The Nationality and Citizenship Act took effect on January 26, 1949 and the post claims this is the reason why Australia marks its national day on that date.
Prof Irving told AAP FactCheck the claim was incorrect as Australia Day was already celebrated on January 26 before 1948.
“The date was not chosen to celebrate the proclamation of the Nationality and Citizenship Act 1948,” she said.
“Rather, the 26th of January was chosen as the date of the proclamation of the Act because it was already celebrated as Australia Day.”
A parliamentary research paper by Margaret Harrrison-Smith notes that Tasmania celebrated “Foundation Day” on January 26 from 1888. Victoria and Western Australia also celebrated the date in the early 1900’s and in 1930 the Australian Natives’ Association suggested an annual “Australia Day” celebration.

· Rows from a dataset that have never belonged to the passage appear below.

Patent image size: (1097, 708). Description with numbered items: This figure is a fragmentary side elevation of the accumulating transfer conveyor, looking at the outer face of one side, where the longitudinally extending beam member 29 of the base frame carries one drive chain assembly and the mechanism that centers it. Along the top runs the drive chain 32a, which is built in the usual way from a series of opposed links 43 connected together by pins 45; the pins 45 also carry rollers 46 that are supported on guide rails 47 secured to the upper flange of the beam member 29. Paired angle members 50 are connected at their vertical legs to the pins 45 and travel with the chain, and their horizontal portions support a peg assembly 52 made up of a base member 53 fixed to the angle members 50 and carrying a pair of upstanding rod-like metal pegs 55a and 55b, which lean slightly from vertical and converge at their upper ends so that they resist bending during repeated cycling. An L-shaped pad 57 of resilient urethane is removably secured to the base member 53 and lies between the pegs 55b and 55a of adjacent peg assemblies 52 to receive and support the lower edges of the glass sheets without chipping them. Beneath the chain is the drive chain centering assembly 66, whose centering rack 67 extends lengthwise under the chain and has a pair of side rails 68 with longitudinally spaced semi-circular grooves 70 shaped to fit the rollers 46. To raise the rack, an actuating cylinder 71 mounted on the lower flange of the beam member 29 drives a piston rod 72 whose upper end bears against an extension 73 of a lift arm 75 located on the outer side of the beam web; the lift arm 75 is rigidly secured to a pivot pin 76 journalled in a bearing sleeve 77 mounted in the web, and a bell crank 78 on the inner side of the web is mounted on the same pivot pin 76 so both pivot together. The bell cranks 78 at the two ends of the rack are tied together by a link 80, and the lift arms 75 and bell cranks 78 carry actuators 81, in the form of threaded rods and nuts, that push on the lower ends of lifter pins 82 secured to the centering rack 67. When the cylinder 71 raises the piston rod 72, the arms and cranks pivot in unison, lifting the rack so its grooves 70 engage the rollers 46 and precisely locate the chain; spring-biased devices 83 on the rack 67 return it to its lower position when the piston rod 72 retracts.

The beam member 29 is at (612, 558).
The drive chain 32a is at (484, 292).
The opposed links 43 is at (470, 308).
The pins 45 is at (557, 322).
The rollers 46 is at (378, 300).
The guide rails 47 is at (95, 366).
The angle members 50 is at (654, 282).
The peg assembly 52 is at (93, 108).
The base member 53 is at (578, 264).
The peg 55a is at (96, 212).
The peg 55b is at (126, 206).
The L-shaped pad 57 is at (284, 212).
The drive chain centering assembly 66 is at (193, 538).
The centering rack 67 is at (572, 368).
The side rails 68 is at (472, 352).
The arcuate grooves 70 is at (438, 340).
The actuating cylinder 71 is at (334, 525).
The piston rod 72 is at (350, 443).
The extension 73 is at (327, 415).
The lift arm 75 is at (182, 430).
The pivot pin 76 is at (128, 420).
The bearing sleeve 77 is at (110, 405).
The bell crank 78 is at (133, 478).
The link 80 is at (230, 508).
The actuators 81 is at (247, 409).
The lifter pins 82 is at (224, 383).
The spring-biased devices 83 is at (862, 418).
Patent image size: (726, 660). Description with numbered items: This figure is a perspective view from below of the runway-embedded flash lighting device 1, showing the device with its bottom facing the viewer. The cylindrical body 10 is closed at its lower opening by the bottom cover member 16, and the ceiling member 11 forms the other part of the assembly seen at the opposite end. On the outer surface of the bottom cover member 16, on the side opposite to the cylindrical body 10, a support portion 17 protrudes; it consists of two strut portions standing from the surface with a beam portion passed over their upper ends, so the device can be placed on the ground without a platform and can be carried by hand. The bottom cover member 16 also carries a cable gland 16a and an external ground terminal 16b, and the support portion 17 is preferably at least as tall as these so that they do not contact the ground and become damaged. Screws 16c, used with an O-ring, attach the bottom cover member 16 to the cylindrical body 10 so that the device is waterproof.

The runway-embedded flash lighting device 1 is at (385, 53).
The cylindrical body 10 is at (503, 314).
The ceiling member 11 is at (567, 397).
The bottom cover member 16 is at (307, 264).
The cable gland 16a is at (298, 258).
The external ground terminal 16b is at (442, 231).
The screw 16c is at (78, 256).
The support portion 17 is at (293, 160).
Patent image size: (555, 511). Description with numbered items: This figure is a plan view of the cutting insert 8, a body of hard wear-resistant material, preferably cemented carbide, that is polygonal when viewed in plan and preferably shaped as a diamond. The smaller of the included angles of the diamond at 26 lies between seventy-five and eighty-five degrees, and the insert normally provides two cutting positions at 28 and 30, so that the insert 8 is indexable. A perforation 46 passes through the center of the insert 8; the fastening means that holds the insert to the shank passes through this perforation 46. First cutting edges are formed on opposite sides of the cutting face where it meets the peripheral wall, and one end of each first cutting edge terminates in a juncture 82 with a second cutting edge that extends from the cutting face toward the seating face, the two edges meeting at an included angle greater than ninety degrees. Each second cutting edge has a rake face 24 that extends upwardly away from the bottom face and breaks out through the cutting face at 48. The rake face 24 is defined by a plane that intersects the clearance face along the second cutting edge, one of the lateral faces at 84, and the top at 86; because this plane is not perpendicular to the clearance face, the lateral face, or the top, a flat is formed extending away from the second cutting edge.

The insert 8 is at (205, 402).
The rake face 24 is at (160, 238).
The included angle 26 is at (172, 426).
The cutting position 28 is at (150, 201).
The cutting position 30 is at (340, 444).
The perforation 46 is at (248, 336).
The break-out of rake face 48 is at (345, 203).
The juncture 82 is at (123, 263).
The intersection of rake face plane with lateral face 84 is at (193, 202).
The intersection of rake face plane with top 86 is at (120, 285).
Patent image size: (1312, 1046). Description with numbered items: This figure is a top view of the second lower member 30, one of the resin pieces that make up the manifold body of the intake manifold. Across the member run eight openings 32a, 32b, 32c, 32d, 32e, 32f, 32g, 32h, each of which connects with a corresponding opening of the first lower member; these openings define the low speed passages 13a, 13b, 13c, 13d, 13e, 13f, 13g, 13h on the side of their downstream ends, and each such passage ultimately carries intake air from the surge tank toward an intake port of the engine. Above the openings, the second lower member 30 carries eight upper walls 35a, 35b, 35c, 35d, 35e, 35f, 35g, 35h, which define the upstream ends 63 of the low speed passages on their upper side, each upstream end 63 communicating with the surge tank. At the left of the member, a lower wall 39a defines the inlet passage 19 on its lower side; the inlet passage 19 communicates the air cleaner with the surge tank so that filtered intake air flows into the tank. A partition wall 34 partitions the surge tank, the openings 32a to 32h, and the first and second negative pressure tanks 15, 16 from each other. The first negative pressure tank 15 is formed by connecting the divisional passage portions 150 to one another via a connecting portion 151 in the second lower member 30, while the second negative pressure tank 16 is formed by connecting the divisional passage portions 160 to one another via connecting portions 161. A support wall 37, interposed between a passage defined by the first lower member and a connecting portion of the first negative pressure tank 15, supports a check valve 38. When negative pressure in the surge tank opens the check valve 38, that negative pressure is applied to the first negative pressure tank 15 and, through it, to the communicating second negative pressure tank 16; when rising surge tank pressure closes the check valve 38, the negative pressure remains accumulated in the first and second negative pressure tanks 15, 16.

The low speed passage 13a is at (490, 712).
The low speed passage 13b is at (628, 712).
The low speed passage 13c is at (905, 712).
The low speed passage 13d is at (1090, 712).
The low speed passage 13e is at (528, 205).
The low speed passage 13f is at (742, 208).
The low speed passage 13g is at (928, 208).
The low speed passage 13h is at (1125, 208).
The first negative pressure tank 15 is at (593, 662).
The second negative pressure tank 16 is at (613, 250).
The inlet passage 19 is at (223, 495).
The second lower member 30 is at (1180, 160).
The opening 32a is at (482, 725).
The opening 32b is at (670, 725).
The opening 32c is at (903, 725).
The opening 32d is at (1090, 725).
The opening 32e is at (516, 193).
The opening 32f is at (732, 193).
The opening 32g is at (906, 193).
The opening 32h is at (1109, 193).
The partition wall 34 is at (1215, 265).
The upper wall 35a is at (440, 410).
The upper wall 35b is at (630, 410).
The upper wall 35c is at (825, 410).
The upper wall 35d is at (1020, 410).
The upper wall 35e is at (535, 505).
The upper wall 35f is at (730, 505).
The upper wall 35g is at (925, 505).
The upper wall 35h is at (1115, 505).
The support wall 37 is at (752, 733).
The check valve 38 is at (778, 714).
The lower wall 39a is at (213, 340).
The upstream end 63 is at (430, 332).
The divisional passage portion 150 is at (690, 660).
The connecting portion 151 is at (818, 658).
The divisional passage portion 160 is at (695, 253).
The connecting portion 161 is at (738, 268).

A year later Victoria first adopted the name ‘Australia Day’ and since 1946, January 26 “has been recognised throughout Australia as Australia Day and a public holiday taken on or around that date,” according to the research paper.
In September 1948, then-immigration minister Arthur Calwell told federal parliament that when the Nationality and Citizenship Act became law “it will be proclaimed on Australia Day, the 26th of January, 1949”.
The Verdict
Based on the evidence, AAP FactCheck found the Facebook post makes several inaccurate or misleading claims.
The claim that Australia Day “does not celebrate the arrival of the First Fleet” is wrong according to a history professor, the Australia Day Council and Tourism Australia.
Contrary to the claim that Australians became British subjects when the Nationality Act 1920 was enacted, constitutional law professor Helen Irving said Australians were already subjects under common law.
And Aboriginal and Torres Strait Islanders did not become “protected by the law” under the 1948 citizenship legislation but rather had already been subject to the law as British subjects.
Finally, January 26, 1949 was not chosen as Australia Day to mark the enactment of the Nationality and Citizenship Act, rather the date of January 26 was chosen for the new laws to take effect because it already had significance as a day of national celebration.
False – The primary claims of the content are factually inaccurate.